Edição nº 58
A terceira paixão
| O militar na floresta
Ao subir uma trilha nos Pirineus
em busca de um lugar onde pudesse praticar o arco e flecha, deparei-me
com um pequeno acampamento do exército francês. Os
soldados me olharam, eu fingi que não estava vendo nada (todos
nós temos um pouco esta paranóia de sermos considerados
espiões...) e segui adiante.
Achei o lugar ideal, fiz os exercícios
preparatórios de respiração, e eis que vejo
um veiculo blindado se aproximando.
Na mesma hora me coloquei na defensiva,
e preparei todas as possíveis respostas para as perguntas
que me seriam feitas: tenho permissão de usar o arco, o local
é seguro, qualquer palavra em contrário cabe aos guardas
florestais e não ao exército, etc... Mas eis que salta
do veículo um coronel, pergunta se eu sou o escritor, relata
alguns fatos interessantíssimos sobre a região.
Até que, vencendo a timidez
quase visível, diz que também escreveu um livro: e
me conta a curiosa gênese de seu trabalho.
Ele e sua mulher faziam doações
para uma criança leprosa que originalmente vivia na Índia,
mas que depois foi transferida para a França.

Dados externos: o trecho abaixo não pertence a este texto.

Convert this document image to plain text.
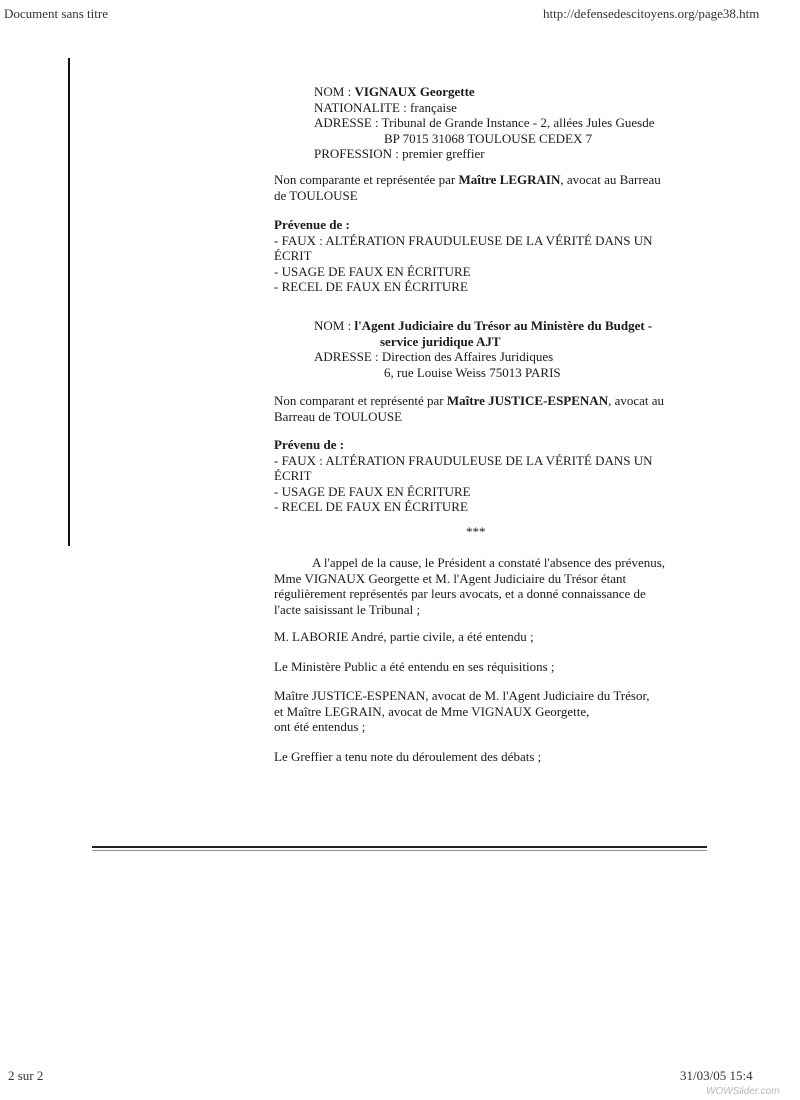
Document sans titre	http://defensedescitoyens.org/page38.htm
NOM : VIGNAUX Georgette
NATIONALITE : française
ADRESSE : Tribunal de Grande Instance - 2, allées Jules Guesde
BP 7015 31068 TOULOUSE CEDEX 7
PROFESSION : premier greffier
Non comparante et représentée par Maître LEGRAIN, avocat au Barreau
de TOULOUSE
Prévenue de :
- FAUX : ALTÉRATION FRAUDULEUSE DE LA VÉRITÉ DANS UN
ÉCRIT
- USAGE DE FAUX EN ÉCRITURE
- RECEL DE FAUX EN ÉCRITURE
NOM : l'Agent Judiciaire du Trésor au Ministère du Budget -
service juridique AJT
ADRESSE : Direction des Affaires Juridiques
6, rue Louise Weiss 75013 PARIS
Non comparant et représenté par Maître JUSTICE-ESPENAN, avocat au
Barreau de TOULOUSE
Prévenu de :
- FAUX : ALTÉRATION FRAUDULEUSE DE LA VÉRITÉ DANS UN
ÉCRIT
- USAGE DE FAUX EN ÉCRITURE
- RECEL DE FAUX EN ÉCRITURE
***
A l'appel de la cause, le Président a constaté l'absence des prévenus,
Mme VIGNAUX Georgette et M. l'Agent Judiciaire du Trésor étant
régulièrement représentés par leurs avocats, et a donné connaissance de
l'acte saisissant le Tribunal ;
M. LABORIE André, partie civile, a été entendu ;
Le Ministère Public a été entendu en ses réquisitions ;
Maître JUSTICE-ESPENAN, avocat de M. l'Agent Judiciaire du Trésor,
et Maître LEGRAIN, avocat de Mme VIGNAUX Georgette,
ont été entendus ;
Le Greffier a tenu note du déroulement des débats ;
2 sur 2	31/03/05 15:4
WOWSlider.com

Um belo dia,
curiosos de conhecer a menina, foram até o convento onde
freiras se encarregavam de tomar conta. Foi uma tarde linda, e no
final pediram uma freira pediu que ele ajudasse na educação
espiritual do grupo de crianças que ali vivia. Jean Paul
Sétau (este é o nome do militar) disse que não
tinha qualquer experiência em aulas de catecismo, mas que
iria meditar, e perguntar a Deus o que fazer.

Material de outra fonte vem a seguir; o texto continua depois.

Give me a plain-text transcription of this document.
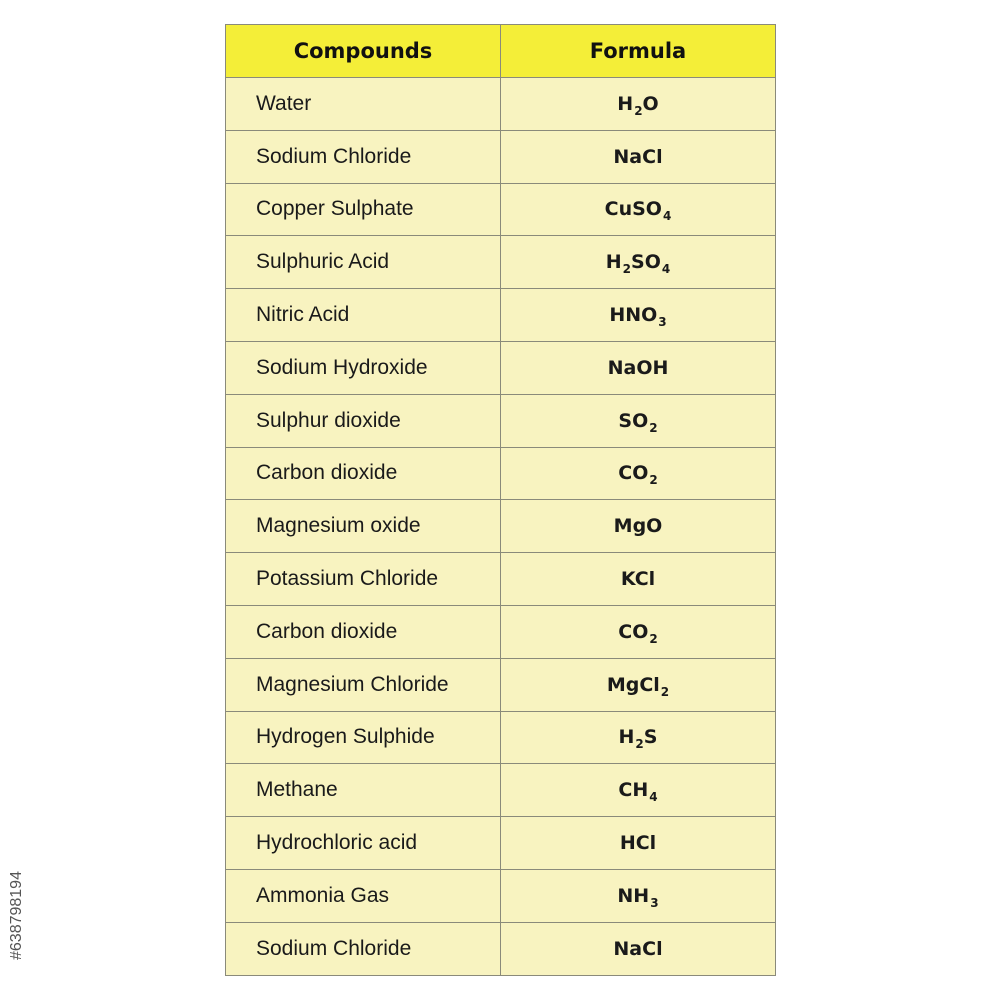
Compounds	Formula
Water	$H_2O$
Sodium Chloride	NaCl
Copper Sulphate	CuSO$_4$
Sulphuric Acid	$H_2SO_4$
Nitric Acid	$HNO_3$
Sodium Hydroxide	NaOH
Sulphur dioxide	$SO_2$
Carbon dioxide	$CO_2$
Magnesium oxide	MgO
Potassium Chloride	KCl
Carbon dioxide	$CO_2$
Magnesium Chloride	MgCl$_2$
Hydrogen Sulphide	$H_2S$
Methane	$CH_4$
Hydrochloric acid	HCl
Ammonia Gas	$NH_3$
Sodium Chloride	NaCl
#638798194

Naquela noite, depois de suas orações,
escutou a resposta: "ao invés de dar respostas, procure
saber o que as crianças querem perguntar".
A partir daí, Sétau
teve a idéia de visitar várias escolas, e pedir que
os alunos escrevessem tudo que gostariam de saber a respeito da
vida. Pediu que as perguntas fossem feitas por escrito, evitando
desta maneira que os mais tímidos tivessem medo de se manifestar.
O resultado do seu trabalho foi reunido em um livro - " A criança
que quer saber tudo" (Ed. Altess, Paris).
A seguir, algumas das perguntas:
Onde vamos depois da morte?
Por que nós temos medo de estrangeiros?
Existem marcianos e extra-terrestres?
Por que acontecem acidentes mesmo
com gente que acredita em Deus?
O que significa Deus?
Por que nascemos, se morremos no final?
Quantas estrelas tem no céu?
Quem inventou a guerra e a felicidade?
O Senhor também escuta aqueles
que não acreditam no mesmo Deus (católico)?
Por que existem pobres e doentes?
Por que Deus criou mosquitos e moscas?
Por que o anjo da guarda não
está perto quando estamos tristes?
Por que amamos certas pessoas, e detestamos
outras?
Quem deu nome às cores?
Se Deus está no céu,
e minha mãe também está lá porque morreu,
como é que Ele pode estar vivo?
Oxalá alguns professores ou
pais, lendo esta coluna, sintam-se estimulados a fazer a mesma coisa.
Desta maneira, ao invés de tentar impor nossa compreensão
adulta do universo, terminaremos por relembrar algumas de nossas
perguntas da infância - que na verdade jamais foram respondidas.